Mutations in other starch synthases have also been identified (in peas, maize and the alga Chlamydomonas) that reduce the synthesis of amylopectin, increasing the amylose content of the starch produced. Mutations in starch synthase genes (or the suppression of these genes by antisense techniques) can also alter the branching pattern of amylopectin, altering the average length of the polymer chains. Genetic manipulation of starch synthases might, therefore, eventually provide a means of modifying the physical and chemical properties of starch in useful ways.

Although the activity of different starch synthases and SBEs is clearly important in determining the balance between amylose and amylopectin synthesis, it may not be the only factor involved. Studies in rice show that the temperature at which a plant develops can also influence the proportions of amylose and amylopectin produced, by affecting the activity of different starch synthase enzymes. There is also evidence that altering the rate at which starch is produced can affect the amylose/amylopectin ratio; mutations in pea plants that reduce the total rate of starch synthesis also increase the proportion of amylopectin present. One possible explanation is that the rate of amylopectin synthesis is normally limited by the available concentration of the necessary SBE, so at lower rates of production a greater proportion of the starch can be converted into amylopectin. This raises the worrying possibility that attempts to improve yield in plants might result in starch with increased amylose content, which would be undesirable for many commercial purposes.

 

Phosphorylation

Before use in many industrial processes, starch must be chemically modified - for example, by phosphorylation - in order to alter its physical properties (such as viscosity and gel-forming ability), and to prevent it from crystallising. If such modification could be carried out by the plant that produced the starch, it would reduce the need for expensive and environmentally-damaging chemical treatments.

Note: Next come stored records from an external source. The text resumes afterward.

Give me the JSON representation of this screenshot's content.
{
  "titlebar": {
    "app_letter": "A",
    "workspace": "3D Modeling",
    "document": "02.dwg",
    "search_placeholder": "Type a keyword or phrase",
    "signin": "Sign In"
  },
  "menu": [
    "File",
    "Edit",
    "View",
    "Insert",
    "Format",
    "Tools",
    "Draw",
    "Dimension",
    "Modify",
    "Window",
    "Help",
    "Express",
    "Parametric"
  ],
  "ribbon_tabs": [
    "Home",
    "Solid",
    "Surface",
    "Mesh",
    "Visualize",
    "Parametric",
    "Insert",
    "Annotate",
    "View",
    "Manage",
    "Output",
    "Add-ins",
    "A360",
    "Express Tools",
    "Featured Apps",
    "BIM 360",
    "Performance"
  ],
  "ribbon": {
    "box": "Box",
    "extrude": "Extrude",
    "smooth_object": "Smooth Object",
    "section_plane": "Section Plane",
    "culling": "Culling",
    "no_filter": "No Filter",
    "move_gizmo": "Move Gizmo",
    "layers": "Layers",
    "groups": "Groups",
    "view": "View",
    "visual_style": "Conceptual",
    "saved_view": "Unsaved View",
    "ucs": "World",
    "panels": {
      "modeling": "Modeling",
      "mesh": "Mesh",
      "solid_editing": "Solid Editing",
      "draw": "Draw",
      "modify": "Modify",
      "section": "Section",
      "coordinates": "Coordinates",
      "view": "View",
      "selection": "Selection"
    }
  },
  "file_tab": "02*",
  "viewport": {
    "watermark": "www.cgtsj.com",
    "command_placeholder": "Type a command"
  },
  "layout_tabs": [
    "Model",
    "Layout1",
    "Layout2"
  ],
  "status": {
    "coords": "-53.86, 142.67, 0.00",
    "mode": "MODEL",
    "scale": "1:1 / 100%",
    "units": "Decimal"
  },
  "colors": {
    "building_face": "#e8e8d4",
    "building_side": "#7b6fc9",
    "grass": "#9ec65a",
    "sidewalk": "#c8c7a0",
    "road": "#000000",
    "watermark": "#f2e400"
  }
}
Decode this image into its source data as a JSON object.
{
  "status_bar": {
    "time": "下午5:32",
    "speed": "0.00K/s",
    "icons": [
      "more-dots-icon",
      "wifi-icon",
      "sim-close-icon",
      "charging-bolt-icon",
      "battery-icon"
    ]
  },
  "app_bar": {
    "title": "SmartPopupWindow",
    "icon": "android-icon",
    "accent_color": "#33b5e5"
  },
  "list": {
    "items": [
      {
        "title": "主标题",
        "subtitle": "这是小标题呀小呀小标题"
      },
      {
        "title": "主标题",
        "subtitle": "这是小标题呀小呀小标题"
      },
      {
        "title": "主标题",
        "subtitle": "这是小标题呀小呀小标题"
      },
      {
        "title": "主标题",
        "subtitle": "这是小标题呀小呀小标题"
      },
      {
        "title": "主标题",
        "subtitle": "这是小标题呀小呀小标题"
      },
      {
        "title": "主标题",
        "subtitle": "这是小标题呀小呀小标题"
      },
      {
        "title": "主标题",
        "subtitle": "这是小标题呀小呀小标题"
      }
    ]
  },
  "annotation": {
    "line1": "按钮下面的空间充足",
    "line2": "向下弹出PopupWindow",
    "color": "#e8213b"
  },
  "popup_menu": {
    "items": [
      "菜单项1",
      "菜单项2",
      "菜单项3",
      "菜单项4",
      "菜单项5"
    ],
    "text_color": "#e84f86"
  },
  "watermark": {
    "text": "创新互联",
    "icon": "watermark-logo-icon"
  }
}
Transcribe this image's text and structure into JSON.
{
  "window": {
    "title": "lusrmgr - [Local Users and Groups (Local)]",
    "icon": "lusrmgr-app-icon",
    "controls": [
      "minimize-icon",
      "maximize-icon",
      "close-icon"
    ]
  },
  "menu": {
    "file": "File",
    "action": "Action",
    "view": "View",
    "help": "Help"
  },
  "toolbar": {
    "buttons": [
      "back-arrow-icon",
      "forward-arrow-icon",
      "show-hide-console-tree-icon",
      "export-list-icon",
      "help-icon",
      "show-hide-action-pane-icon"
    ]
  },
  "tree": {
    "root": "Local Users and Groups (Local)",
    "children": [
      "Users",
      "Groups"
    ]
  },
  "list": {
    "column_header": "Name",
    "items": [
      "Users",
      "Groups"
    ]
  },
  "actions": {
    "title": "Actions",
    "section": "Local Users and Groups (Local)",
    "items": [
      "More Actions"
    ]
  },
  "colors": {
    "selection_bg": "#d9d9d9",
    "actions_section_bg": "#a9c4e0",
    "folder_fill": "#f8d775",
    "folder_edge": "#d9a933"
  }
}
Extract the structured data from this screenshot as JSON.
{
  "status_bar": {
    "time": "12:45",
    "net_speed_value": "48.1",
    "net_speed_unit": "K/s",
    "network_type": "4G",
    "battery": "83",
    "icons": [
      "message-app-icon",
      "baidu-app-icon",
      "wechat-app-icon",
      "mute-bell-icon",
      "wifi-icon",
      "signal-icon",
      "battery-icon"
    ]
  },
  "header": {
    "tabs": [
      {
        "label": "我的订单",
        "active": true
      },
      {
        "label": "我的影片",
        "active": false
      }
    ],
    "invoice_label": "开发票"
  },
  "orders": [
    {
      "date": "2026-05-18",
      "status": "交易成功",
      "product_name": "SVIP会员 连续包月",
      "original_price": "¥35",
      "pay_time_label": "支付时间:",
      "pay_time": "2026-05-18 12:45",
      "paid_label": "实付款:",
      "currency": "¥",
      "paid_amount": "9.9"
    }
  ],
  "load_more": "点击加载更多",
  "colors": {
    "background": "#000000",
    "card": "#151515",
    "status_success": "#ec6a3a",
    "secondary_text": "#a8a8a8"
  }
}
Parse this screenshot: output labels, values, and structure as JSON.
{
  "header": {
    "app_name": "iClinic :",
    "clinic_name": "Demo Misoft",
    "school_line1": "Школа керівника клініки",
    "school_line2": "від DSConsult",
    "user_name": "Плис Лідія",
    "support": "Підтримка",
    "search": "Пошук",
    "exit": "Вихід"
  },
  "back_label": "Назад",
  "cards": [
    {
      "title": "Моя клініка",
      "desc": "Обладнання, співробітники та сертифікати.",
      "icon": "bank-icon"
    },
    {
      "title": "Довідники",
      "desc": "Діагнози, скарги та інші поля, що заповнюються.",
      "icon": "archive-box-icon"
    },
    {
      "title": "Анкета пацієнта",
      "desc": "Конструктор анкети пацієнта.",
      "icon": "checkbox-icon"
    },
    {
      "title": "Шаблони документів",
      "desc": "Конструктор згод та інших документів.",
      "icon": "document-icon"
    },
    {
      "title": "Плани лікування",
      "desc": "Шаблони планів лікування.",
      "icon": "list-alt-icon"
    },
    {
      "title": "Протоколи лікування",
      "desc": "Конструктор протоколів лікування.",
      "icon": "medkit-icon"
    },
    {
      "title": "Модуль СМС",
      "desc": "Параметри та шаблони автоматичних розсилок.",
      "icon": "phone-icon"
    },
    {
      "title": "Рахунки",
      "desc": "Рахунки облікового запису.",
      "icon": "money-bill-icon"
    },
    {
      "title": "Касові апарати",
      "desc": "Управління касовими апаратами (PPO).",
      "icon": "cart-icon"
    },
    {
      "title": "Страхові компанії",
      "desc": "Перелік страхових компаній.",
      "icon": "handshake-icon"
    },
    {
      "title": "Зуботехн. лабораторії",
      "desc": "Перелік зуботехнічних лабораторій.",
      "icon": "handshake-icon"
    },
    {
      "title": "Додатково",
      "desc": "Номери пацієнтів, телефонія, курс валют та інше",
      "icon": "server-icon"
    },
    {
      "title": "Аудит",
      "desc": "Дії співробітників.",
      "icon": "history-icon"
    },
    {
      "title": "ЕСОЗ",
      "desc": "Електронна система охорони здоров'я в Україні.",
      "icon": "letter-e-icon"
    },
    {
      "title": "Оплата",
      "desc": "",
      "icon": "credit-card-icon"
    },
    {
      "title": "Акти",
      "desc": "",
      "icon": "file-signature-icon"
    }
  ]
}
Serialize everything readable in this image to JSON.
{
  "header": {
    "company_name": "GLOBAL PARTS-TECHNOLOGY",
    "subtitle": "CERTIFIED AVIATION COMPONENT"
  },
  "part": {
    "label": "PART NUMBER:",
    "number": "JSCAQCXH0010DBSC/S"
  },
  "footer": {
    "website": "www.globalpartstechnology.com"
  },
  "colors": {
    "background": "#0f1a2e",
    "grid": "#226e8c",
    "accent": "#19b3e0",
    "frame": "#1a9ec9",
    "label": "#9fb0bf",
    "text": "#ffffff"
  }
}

Natural starch from many plant species does contain small amounts of covalently-bound phosphate (which may help to stabilise the physical structure of starch grains and play a role in starch breakdown). A crucial enzyme responsible for phosphorylating starch (an alpha-glucan water dikinase) has recently been identified in potatoes (potato starch is particularly rich in phosphate), and in future it is hoped that genetic modification of plants may permit the production of high-phosphate starch for use in industry. However, the biochemical processes involved are still poorly understood, and the extent of phosphorylation may depend upon the composition of the starch as well as the concentration of the necessary enzymes. There is evidence that starch with longer polymer chains tends to contain higher levels of phosphate because the longer chains provide a better substrate for the phosphorylating enzyme. This would complicate any attempt to increase the phosphate content of natural starch by genetic modification.

 

Conclusion

Several enzymes have been identified that can influence the amount or type of starch that a plant produces, and these may provide useful targets for future bioengineering. Alterations to the structure of the crucial enzyme AGPase have been shown in experiments to improve the quantity of starch produced by plants such as potatoes, and there are other enzymes that also influence starch yield. Genetic manipulation of starch synthase genes allow the proportions of amylose and amylopectin in starch to be altered, producing starches tailored for different industrial purposes. One naturally-occurring 'genetic modification', the waxy mutation that prevents maize from synthesising amylose, is already widely used to produce commercial starch consisting purely of amylopectin. A crucial enzyme involved in phosphorylating starch has been identified, and may be a future target for bioengineering to create plants that synthesise starch phosphate for industrial use.

However, despite the progress that has already been made in analysing and manipulating the mechanism of starch synthesis in plants, the complex interactions between the many enzymes involved are not yet fully understood, and attempts to manipulate starch synthesis can have unintentional side effects. For example, increasing the yield of starch in a plant may affect the proportions of amylose and amylopectin that it contains. The rugosus mutation in pea plants, whose primary effect is to reduce starch production (due to a defective SBE), also results in wrinkled seeds that contain abnormal quantities of lipid and storage proteins. If any attempt were made to improve the starch yield of food crops, it would be important to make sure that other nutritional qualities were not adversely affected.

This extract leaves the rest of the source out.